Le visage de son interlocutrice se défit.
— Je vous demande pardon, souffla-t-elle. Il est trop tard pour changer quoi que ce soit, et je lui ai dit ça parce que je pensais que la manière dont elle s’est donné la mort n’était pas si importante.
— Vous ne vouliez pas parler de l’arsenic ?
Elle ne répondit pas. Kaoru fut certaine que quelque chose la tourmentait.
— Madame Tsukui !
— Pardon, dit-elle et elle se prosterna devant la jeune femme. Je n’aurais pas dû. Mais sur le moment, je n’ai pas réussi…
Kaoru était interloquée.
— Relevez-vous, s’il vous plaît. Je ne comprends pas ce que vous dites. De quoi s’agit-il ?
La mère de Junko se releva lentement. Ses paupières tressaillaient.
— Le poison venait de chez moi.
— Quoi ? s’exclama Kaoru. Mais le rapport précise que son origine était inconnue…
— Je n’ai pas réussi à le dire aux policiers quand ils m’ont demandé si j’avais une idée d’où provenait le poison, je veux dire l’arsenic. Je ne voulais pas reconnaître qu’elle l’avait trouvé chez moi et je leur ai répondu que je ne savais pas. Comme personne ne m’a reposé la question, je n’en ai pas reparlé… Je vous demande pardon.

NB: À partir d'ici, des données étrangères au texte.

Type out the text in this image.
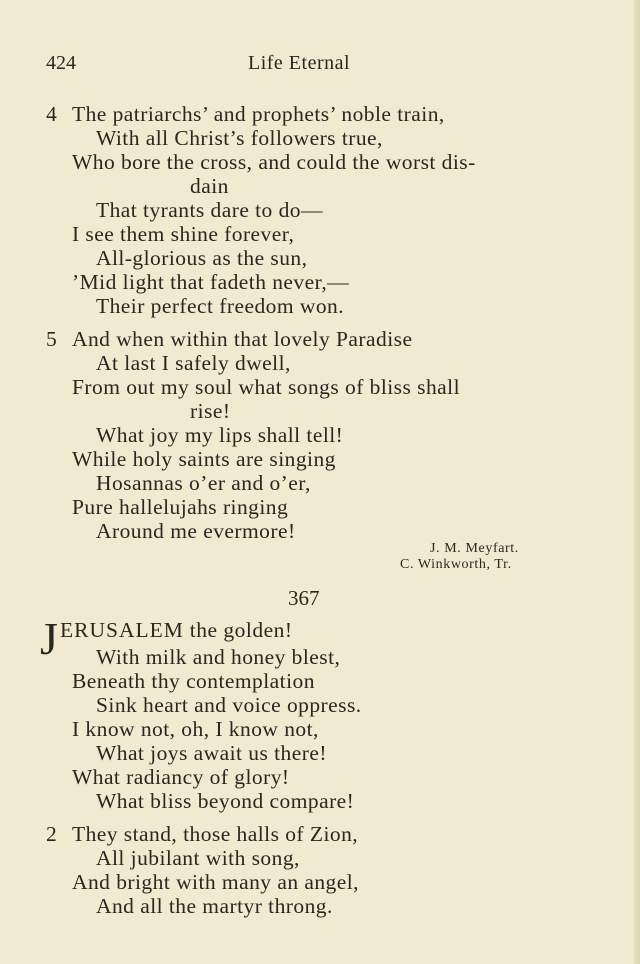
424	Life Eternal
4 The patriarchs’ and prophets’ noble train,
With all Christ’s followers true,
Who bore the cross, and could the worst dis-
dain
That tyrants dare to do—
I see them shine forever,
All-glorious as the sun,
’Mid light that fadeth never,—
Their perfect freedom won.
5 And when within that lovely Paradise
At last I safely dwell,
From out my soul what songs of bliss shall
rise!
What joy my lips shall tell!
While holy saints are singing
Hosannas o’er and o’er,
Pure hallelujahs ringing
Around me evermore!
J. M. Meyfart.
C. Winkworth, Tr.
367
J ERUSALEM the golden!
With milk and honey blest,
Beneath thy contemplation
Sink heart and voice oppress.
I know not, oh, I know not,
What joys await us there!
What radiancy of glory!
What bliss beyond compare!
2 They stand, those halls of Zion,
All jubilant with song,
And bright with many an angel,
And all the martyr throng.
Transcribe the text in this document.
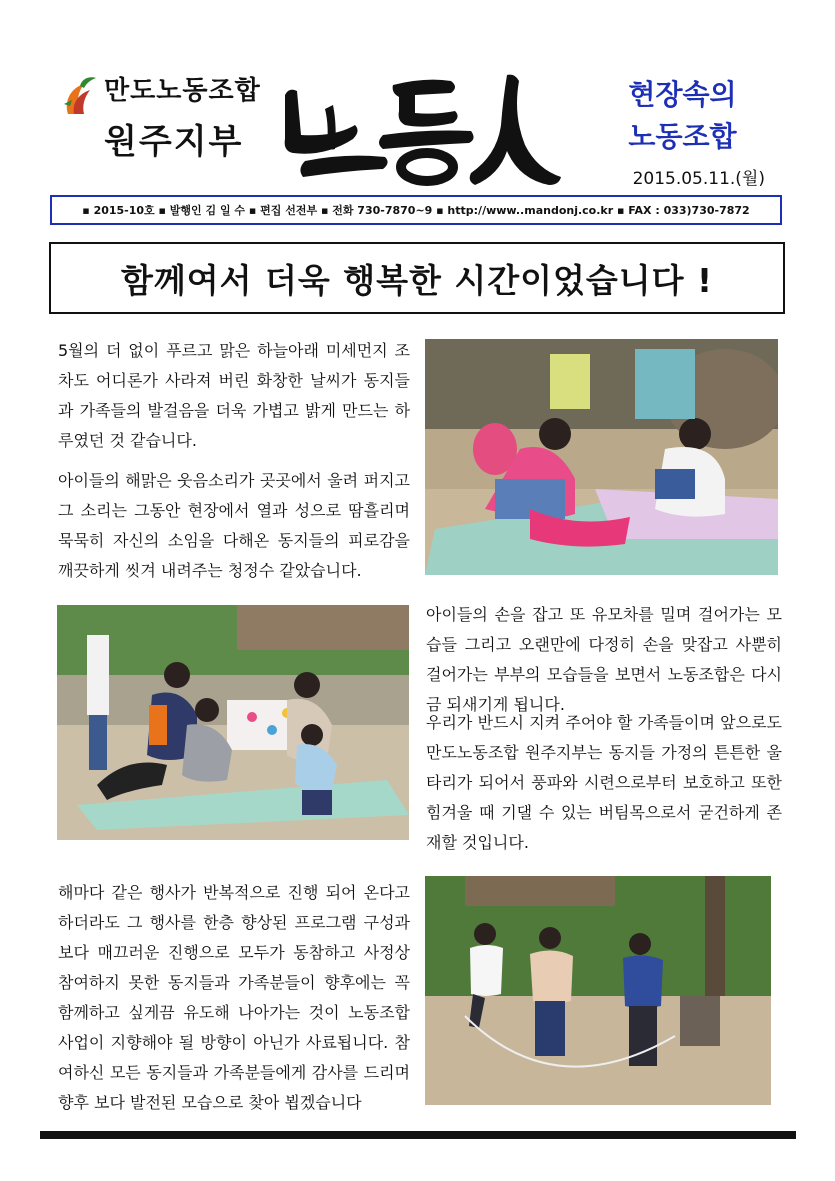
만도노동조합
원주지부
현장속의
노동조합
2015.05.11.(월)
▪ 2015-10호 ▪ 발행인 김 일 수 ▪ 편집 선전부 ▪ 전화 730-7870~9 ▪ http://www..mandonj.co.kr ▪ FAX : 033)730-7872
함께여서 더욱 행복한 시간이었습니다 !
5월의 더 없이 푸르고 맑은 하늘아래 미세먼지 조차도 어디론가 사라져 버린 화창한 날씨가 동지들과 가족들의 발걸음을 더욱 가볍고 밝게 만드는 하루였던 것 같습니다.
아이들의 해맑은 웃음소리가 곳곳에서 울려 퍼지고 그 소리는 그동안 현장에서 열과 성으로 땀흘리며 묵묵히 자신의 소임을 다해온 동지들의 피로감을 깨끗하게 씻겨 내려주는 청정수 같았습니다.
아이들의 손을 잡고 또 유모차를 밀며 걸어가는 모습들 그리고 오랜만에 다정히 손을 맞잡고 사뿐히 걸어가는 부부의 모습들을 보면서 노동조합은 다시금 되새기게 됩니다.
우리가 반드시 지켜 주어야 할 가족들이며 앞으로도 만도노동조합 원주지부는 동지들 가정의 튼튼한 울타리가 되어서 풍파와 시련으로부터 보호하고 또한 힘겨울 때 기댈 수 있는 버팀목으로서 굳건하게 존재할 것입니다.
해마다 같은 행사가 반복적으로 진행 되어 온다고 하더라도 그 행사를 한층 향상된 프로그램 구성과 보다 매끄러운 진행으로 모두가 동참하고 사정상 참여하지 못한 동지들과 가족분들이 향후에는 꼭 함께하고 싶게끔 유도해 나아가는 것이 노동조합 사업이 지향해야 될 방향이 아닌가 사료됩니다. 참여하신 모든 동지들과 가족분들에게 감사를 드리며 향후 보다 발전된 모습으로 찾아 뵙겠습니다
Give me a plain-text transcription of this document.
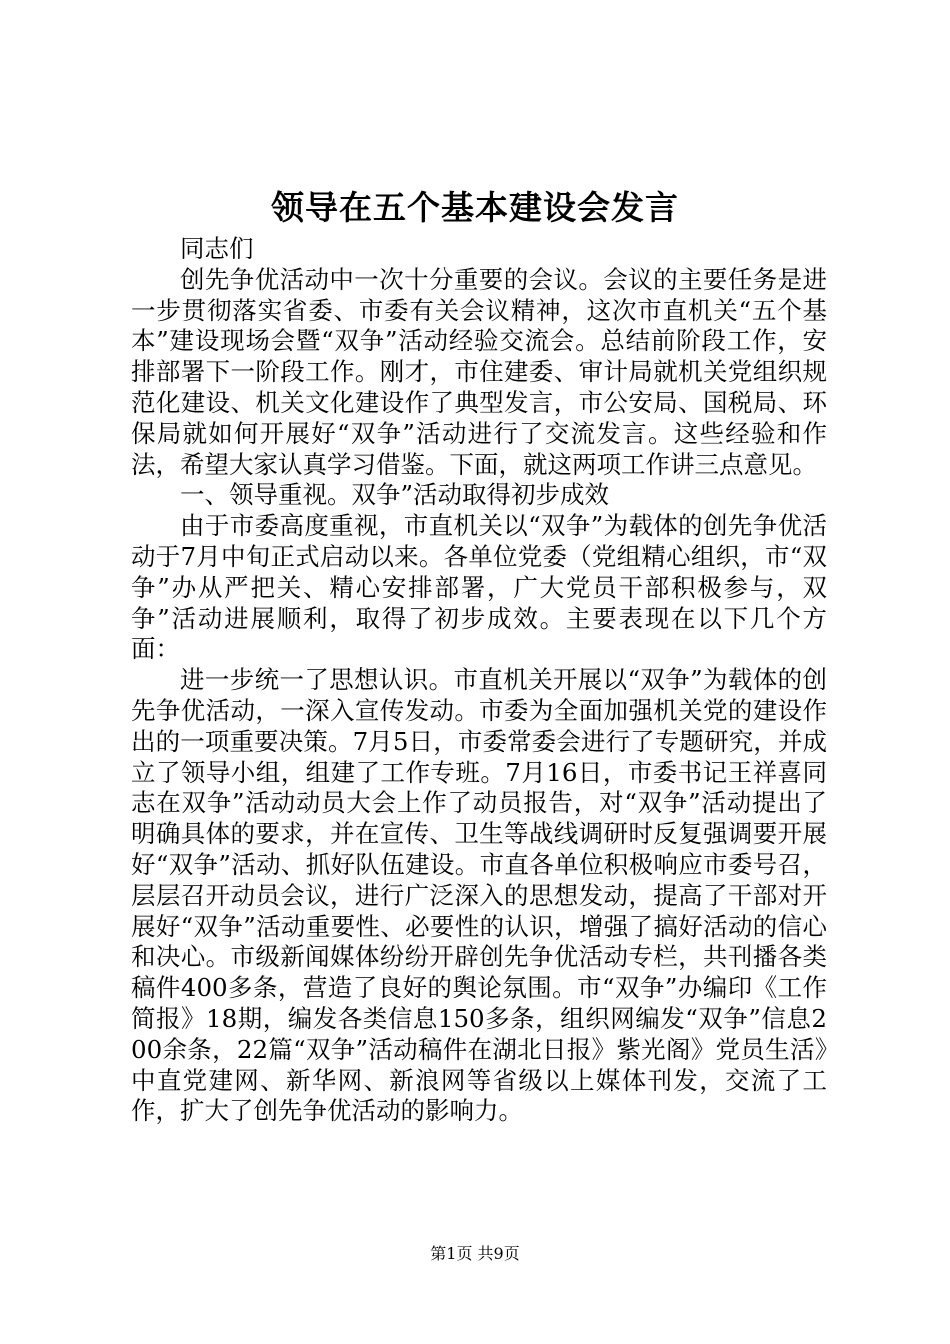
领导在五个基本建设会发言

同志们

创先争优活动中一次十分重要的会议。会议的主要任务是进一步贯彻落实省委、市委有关会议精神，这次市直机关“五个基本”建设现场会暨“双争”活动经验交流会。总结前阶段工作，安排部署下一阶段工作。刚才，市住建委、审计局就机关党组织规范化建设、机关文化建设作了典型发言，市公安局、国税局、环保局就如何开展好“双争”活动进行了交流发言。这些经验和作法，希望大家认真学习借鉴。下面，就这两项工作讲三点意见。

一、领导重视。双争”活动取得初步成效

由于市委高度重视，市直机关以“双争”为载体的创先争优活动于7月中旬正式启动以来。各单位党委（党组精心组织，市“双争”办从严把关、精心安排部署，广大党员干部积极参与，双争”活动进展顺利，取得了初步成效。主要表现在以下几个方面：

进一步统一了思想认识。市直机关开展以“双争”为载体的创先争优活动，一深入宣传发动。市委为全面加强机关党的建设作出的一项重要决策。7月5日，市委常委会进行了专题研究，并成立了领导小组，组建了工作专班。7月16日，市委书记王祥喜同志在双争”活动动员大会上作了动员报告，对“双争”活动提出了明确具体的要求，并在宣传、卫生等战线调研时反复强调要开展好“双争”活动、抓好队伍建设。市直各单位积极响应市委号召，层层召开动员会议，进行广泛深入的思想发动，提高了干部对开展好“双争”活动重要性、必要性的认识，增强了搞好活动的信心和决心。市级新闻媒体纷纷开辟创先争优活动专栏，共刊播各类稿件400多条，营造了良好的舆论氛围。市“双争”办编印《工作简报》18期，编发各类信息150多条，组织网编发“双争”信息200余条，22篇“双争”活动稿件在湖北日报》紫光阁》党员生活》中直党建网、新华网、新浪网等省级以上媒体刊发，交流了工作，扩大了创先争优活动的影响力。

第1页 共9页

— Attendez ! Vous êtes sûre que ce poison venait de chez vous ?
— Quasiment, oui. Quand mon mari était encore vivant, une de ses connaissances le lui avait donné pour se débarrasser des souris. Il le gardait dans la remise à outils.
— Vous êtes sûre que votre fille l’avait emporté ?
Mme Tsukui hocha la tête.
— Je suis allée m’en assurer une fois que la police m’a appris qu’il s’agissait d’arsenic. Le sachet qui le contenait avait disparu. Et je me suis rendu compte, à ce moment-là, qu’elle était venue ici pour le prendre.
Kaoru était tellement étonnée qu’elle en avait oublié de prendre des notes. Elle s’en aperçut et commença à écrire à toute vitesse dans son carnet.
— Elle était rentrée pour me voir et je n’ai même pas compris qu’elle pensait au suicide. Je n’ai pas réussi à leur dire qu’elle avait trouvé le poison ici. Et je leur ai menti… Si mon mensonge vous a causé des problèmes, je ne sais comment vous demander de me le pardonner. Je suis prête à aller où vous me l’ordonnerez pour présenter mes excuses, continua-t-elle en s’inclinant plusieurs fois devant Kaoru.
— Pourriez-vous me montrer la remise ? demanda la jeune inspectrice.
— La remise ? Bien sûr.
— Je vous remercie, dit-elle en se levant.
La cabane se trouvait dans un coin du jardin. En métal, d’une surface d’environ quatre mètres carrés, elle était pleine de meubles et d’appareils ménagers au rebut, ainsi que de cartons. L’intérieur sentait la poussière.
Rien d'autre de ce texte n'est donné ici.